To the Pastor of the Light-Cross Church:
A dark, silent night was a blanket to me that evening. A drive home with Questions. A tiny, distant search-light revealed in small, fleeting ways the contours of the massive cloud floating so impressively motionless. With my forehead against the upper frame of the back door, my wife reaches back from the driver’s seat with her hand for me to touch, looking to me in the rear-view. Our infant has been asleep in his car seat since I-80, and this new silence feels profound to us. In this quiet hand-touch, we know this.

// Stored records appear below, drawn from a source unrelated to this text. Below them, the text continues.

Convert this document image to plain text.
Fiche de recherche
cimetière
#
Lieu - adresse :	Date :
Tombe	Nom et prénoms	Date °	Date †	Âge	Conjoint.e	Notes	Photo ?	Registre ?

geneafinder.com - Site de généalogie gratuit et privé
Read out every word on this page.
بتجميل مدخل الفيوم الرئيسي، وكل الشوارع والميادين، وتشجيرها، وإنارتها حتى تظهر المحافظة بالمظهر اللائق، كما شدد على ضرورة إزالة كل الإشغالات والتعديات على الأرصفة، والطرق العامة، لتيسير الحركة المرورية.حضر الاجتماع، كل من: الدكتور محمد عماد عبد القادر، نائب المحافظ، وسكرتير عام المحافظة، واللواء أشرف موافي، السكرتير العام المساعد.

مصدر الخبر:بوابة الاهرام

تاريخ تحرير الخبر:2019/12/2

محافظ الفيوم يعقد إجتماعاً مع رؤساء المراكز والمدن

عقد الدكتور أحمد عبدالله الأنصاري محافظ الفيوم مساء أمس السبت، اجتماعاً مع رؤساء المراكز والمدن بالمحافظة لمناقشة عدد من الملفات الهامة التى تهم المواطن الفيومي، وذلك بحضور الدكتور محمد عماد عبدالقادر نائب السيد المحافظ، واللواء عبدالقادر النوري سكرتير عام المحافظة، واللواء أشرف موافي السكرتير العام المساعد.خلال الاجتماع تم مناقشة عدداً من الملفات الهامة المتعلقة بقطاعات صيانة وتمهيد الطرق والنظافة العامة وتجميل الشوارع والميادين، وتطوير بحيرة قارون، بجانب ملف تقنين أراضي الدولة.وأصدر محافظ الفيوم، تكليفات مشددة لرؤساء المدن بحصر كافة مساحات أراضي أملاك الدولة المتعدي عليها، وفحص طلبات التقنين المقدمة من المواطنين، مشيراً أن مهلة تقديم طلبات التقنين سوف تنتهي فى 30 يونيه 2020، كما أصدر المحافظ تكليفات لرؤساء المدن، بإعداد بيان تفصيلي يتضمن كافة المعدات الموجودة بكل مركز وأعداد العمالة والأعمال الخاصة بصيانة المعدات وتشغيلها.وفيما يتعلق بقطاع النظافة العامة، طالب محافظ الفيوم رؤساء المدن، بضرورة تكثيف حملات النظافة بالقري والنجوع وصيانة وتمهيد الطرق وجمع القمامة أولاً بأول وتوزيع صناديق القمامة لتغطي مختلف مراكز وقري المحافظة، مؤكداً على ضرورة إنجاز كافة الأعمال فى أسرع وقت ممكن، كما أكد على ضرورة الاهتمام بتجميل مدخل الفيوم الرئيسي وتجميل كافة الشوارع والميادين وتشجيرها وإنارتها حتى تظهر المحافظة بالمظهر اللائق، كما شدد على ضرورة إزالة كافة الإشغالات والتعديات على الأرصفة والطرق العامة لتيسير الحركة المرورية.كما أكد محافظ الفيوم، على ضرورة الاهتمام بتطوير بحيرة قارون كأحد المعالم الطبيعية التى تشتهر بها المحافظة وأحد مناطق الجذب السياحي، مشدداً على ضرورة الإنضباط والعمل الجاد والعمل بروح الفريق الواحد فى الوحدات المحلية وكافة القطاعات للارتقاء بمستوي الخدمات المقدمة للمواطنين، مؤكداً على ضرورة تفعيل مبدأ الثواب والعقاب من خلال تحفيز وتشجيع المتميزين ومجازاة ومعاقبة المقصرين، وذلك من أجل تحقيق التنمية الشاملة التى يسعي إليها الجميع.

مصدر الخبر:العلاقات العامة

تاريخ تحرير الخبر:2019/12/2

She turns right instead of straight. She is doing something I often do at times like this—something different. A wander, usually. She is probably not aware of how wonderful this gesture feels to me. Especially at night. At a time like this.
I’m generally though not exactly sure where I am. It’s a comfortable kind of dislocation—enough to get you conscious, but not afraid. It has been a season of asking the hard questions; of facing fears head-on; of suspending belief and disbelief together. I have claimed to know no answers. A massive cloud, floating, motionless. I am not certain if I am the cloud, or the searching light.
The moment is short: on a church, a Cross of light. Right now it is not what it usually is—not what it will be tomorrow. It is an object—once of wood; here, of light. A simple, geometric symbol of hope, elevated, and illumined. It is beautiful. And I am glad to have seen it.
I think of telling the Pastor of that church we just drove by, “Thank you for your Light-Cross.” Probably a letter. Maybe hand-written.